3.11.2013

Happy Birthday Pops.



Today is one of those days that the weather matches my emotions. I woke up to a gloomy, yucky  March 11, with a heavy heart and tear stained eyes. 

Today would have been my dad's 67th birthday. 

Days like today remind me how hard getting older really is. 

Days like today make me wish that I had a time machine to take a visit, or at least be able to pop right in and say hello. 

But I can't. And honestly this pity party that I'm throwing isn't for dad...it's for me. I know that he's in heaven living it up on the other side of this rainstorm, holding hands with other loved ones and being held under the wings of angels. Watching the rainbow that's sure to come. 

His birthday is way better than a Kroger cake and a Marion's pizza dinner. His birthday is being spent with our Savior. 

That Lucky Duck. 

I still can't help to wonder what he would think of my boys, of my home, of what I've become in life. I still wish he were here for Christmas', birthdays, Easter egg hunts and every day moments that I would love to share with him. 

21 years to spend with someone just isn't enough. Cancer sucks, It stole my best friend, my voice of reason... my daddy. If I could, I would punch Cancer square in the kisser. With no remorse. I hate it that much. Much like a tornado, it whirled into our life leaving nothing but sadness and destruction in it's path. But in all my anger, I have to thank cancer. Cancer gave my dad everlasting life, it took him to Christ ultimately and for that I am so grateful. Because I know that one day, I'll see my dad again, and he will get to meet my boys. 

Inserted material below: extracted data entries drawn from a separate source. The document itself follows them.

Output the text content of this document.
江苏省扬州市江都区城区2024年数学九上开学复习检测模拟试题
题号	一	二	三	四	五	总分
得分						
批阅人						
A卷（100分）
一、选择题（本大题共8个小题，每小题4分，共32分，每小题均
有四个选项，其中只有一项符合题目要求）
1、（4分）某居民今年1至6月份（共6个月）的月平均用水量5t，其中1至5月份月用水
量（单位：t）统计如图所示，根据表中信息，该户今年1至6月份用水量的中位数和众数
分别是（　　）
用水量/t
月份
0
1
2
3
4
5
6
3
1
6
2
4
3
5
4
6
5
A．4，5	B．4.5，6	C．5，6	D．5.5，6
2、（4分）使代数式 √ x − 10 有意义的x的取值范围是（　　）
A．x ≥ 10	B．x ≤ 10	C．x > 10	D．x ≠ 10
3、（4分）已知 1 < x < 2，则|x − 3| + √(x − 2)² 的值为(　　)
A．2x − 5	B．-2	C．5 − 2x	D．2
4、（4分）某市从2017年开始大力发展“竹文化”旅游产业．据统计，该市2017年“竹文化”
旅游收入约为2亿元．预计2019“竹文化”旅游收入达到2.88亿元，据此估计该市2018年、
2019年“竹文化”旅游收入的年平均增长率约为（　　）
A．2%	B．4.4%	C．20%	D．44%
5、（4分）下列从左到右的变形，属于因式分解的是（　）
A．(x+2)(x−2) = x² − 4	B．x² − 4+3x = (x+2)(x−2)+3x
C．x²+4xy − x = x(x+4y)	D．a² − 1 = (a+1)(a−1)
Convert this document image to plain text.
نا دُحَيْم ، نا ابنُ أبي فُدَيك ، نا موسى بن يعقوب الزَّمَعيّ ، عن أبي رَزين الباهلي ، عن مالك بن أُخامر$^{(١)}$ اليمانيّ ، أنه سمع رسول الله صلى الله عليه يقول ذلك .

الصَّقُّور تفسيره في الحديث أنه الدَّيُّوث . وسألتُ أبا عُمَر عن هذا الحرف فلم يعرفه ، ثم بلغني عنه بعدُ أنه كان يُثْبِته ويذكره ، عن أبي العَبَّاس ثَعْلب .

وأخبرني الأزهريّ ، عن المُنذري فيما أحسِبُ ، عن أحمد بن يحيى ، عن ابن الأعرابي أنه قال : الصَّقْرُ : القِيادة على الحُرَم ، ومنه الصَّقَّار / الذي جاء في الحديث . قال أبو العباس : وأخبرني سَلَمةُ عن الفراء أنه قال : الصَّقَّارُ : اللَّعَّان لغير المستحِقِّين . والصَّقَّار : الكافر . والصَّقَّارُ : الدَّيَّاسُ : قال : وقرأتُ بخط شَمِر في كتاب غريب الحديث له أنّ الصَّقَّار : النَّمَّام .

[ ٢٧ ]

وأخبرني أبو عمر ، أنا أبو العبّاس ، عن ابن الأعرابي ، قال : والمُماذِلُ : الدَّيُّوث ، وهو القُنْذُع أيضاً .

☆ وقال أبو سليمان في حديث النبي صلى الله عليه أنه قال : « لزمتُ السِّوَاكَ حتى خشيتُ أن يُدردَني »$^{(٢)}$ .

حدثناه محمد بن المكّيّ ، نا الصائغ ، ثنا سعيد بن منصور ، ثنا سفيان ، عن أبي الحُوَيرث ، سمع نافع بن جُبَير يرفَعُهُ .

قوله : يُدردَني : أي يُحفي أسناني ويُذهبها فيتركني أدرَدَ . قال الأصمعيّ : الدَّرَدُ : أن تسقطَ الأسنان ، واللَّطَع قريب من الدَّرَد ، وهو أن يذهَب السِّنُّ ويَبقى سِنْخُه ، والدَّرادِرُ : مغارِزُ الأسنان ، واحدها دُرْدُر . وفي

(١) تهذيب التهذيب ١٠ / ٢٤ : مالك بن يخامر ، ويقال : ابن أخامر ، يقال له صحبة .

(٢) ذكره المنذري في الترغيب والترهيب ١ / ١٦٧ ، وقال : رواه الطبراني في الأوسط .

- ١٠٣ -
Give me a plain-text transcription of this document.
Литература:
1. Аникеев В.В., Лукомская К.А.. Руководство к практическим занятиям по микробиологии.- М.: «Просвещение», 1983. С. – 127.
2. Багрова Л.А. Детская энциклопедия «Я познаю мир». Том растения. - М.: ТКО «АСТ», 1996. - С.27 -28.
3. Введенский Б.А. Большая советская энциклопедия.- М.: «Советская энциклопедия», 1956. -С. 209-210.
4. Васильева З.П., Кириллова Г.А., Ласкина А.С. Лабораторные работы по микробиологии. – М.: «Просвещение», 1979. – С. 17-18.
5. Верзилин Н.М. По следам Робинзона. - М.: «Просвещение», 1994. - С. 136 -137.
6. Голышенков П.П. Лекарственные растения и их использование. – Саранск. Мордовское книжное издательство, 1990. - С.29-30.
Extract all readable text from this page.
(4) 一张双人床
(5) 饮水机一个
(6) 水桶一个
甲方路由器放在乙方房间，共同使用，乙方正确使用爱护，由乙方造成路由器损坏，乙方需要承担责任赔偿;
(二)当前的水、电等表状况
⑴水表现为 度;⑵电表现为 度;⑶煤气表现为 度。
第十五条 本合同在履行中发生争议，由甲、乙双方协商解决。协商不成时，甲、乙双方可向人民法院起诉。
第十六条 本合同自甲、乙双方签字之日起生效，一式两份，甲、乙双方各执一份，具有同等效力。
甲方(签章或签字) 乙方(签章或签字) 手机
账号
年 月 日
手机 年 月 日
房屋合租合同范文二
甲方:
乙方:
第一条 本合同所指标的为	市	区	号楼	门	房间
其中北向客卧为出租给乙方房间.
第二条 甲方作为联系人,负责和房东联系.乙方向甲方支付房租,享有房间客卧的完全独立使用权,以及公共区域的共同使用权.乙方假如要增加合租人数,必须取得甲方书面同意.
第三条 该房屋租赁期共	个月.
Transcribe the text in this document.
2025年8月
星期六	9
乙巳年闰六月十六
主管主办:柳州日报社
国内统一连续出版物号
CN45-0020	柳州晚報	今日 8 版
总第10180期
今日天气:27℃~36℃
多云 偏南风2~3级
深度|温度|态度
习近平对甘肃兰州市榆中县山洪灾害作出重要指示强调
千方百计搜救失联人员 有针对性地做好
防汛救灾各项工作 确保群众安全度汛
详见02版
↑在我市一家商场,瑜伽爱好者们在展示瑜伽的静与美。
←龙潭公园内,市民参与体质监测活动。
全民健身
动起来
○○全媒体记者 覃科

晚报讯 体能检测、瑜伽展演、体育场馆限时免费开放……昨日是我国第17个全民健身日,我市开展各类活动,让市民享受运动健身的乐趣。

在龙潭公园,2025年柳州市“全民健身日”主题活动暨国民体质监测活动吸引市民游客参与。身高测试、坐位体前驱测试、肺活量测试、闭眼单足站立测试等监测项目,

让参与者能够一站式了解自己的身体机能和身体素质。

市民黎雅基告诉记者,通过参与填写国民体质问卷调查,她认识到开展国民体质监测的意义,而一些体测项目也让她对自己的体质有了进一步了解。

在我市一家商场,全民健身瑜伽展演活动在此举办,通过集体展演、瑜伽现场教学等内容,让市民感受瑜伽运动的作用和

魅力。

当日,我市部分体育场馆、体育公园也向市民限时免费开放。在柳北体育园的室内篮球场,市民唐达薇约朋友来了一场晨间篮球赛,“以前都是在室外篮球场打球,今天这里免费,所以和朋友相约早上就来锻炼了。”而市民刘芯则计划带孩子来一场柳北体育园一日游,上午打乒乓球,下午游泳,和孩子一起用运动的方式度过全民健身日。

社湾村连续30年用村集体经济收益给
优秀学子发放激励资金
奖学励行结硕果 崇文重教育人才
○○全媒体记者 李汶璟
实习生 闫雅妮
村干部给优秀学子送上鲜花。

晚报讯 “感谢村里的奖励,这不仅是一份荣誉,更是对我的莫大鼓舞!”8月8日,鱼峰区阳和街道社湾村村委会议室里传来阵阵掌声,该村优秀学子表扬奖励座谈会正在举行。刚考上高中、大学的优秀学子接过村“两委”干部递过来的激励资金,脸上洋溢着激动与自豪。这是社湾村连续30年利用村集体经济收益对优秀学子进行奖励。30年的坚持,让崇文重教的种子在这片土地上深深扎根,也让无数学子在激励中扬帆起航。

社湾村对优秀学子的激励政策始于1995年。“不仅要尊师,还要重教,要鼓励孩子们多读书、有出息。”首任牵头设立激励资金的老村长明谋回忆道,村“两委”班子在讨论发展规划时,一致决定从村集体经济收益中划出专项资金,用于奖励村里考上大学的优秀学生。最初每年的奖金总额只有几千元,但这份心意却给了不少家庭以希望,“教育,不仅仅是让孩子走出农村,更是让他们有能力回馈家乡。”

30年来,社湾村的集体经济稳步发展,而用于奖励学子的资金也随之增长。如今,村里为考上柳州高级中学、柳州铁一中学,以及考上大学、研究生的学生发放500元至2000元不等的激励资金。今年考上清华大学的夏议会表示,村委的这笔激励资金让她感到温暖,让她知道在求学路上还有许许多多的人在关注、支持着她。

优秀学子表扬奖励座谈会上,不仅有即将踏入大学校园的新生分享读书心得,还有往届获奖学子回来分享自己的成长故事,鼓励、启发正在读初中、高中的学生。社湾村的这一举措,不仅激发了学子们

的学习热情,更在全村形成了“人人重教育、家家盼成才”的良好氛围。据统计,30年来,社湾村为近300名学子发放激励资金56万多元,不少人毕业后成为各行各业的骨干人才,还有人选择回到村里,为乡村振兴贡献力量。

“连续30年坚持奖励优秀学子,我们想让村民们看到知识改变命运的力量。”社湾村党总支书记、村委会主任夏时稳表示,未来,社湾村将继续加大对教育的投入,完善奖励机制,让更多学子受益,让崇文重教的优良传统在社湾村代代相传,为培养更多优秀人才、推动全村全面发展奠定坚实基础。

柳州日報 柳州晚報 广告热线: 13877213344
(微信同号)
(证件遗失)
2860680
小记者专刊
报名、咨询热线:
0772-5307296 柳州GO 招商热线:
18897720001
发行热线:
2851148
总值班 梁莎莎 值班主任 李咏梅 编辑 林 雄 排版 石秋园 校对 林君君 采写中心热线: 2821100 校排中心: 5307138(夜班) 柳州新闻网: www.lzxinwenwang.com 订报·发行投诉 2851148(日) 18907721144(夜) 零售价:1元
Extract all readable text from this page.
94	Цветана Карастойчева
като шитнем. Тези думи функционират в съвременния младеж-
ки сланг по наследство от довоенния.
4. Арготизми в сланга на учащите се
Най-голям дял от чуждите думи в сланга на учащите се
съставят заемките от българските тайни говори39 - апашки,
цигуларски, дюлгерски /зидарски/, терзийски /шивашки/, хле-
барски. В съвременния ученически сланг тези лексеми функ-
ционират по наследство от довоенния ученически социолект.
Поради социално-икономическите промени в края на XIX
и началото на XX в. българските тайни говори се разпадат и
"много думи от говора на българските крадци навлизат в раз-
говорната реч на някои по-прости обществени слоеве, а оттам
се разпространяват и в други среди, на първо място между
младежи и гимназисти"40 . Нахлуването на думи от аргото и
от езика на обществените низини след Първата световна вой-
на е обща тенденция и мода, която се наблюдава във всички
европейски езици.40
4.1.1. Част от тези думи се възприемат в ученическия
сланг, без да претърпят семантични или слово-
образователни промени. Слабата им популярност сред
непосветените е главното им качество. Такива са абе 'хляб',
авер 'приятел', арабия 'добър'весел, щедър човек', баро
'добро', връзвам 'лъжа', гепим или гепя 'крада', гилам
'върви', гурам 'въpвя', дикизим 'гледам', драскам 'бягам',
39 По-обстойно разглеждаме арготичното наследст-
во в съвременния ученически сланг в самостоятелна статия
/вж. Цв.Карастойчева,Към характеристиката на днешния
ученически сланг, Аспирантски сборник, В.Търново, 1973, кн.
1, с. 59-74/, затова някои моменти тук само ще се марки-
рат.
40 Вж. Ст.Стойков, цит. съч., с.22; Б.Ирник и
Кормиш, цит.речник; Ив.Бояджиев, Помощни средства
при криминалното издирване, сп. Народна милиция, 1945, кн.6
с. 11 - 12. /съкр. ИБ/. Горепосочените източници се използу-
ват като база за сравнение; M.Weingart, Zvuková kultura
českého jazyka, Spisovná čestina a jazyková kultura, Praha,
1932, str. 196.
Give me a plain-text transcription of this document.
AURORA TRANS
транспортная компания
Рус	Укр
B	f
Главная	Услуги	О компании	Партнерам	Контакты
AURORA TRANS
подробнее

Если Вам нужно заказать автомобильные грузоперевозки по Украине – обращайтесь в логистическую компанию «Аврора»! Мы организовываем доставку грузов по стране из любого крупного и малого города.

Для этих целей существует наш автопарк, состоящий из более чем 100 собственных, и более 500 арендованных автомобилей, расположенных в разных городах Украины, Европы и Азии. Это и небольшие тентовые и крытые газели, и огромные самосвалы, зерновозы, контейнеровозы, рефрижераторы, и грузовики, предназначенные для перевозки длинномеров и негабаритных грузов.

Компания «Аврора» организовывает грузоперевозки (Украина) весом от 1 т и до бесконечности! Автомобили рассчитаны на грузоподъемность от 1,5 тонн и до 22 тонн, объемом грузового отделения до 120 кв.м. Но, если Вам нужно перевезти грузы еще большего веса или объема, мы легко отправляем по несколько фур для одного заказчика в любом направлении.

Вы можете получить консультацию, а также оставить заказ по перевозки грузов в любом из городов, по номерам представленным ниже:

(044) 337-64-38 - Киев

Someday we'll celebrate together once again. 




Happy birthday Lare. We love and miss you to the moon and back. 





In the words of Frenchy "The only boy a girl can really trust is her daddy".

That woman was a genius I tell you. Pure Genius.

1 comment:

  1. I lost someone I know too because of that sucky disease. It's hard. Sigh! But still, happy birthday to your dad. he's in good place now. They're in good place. Free from that illness.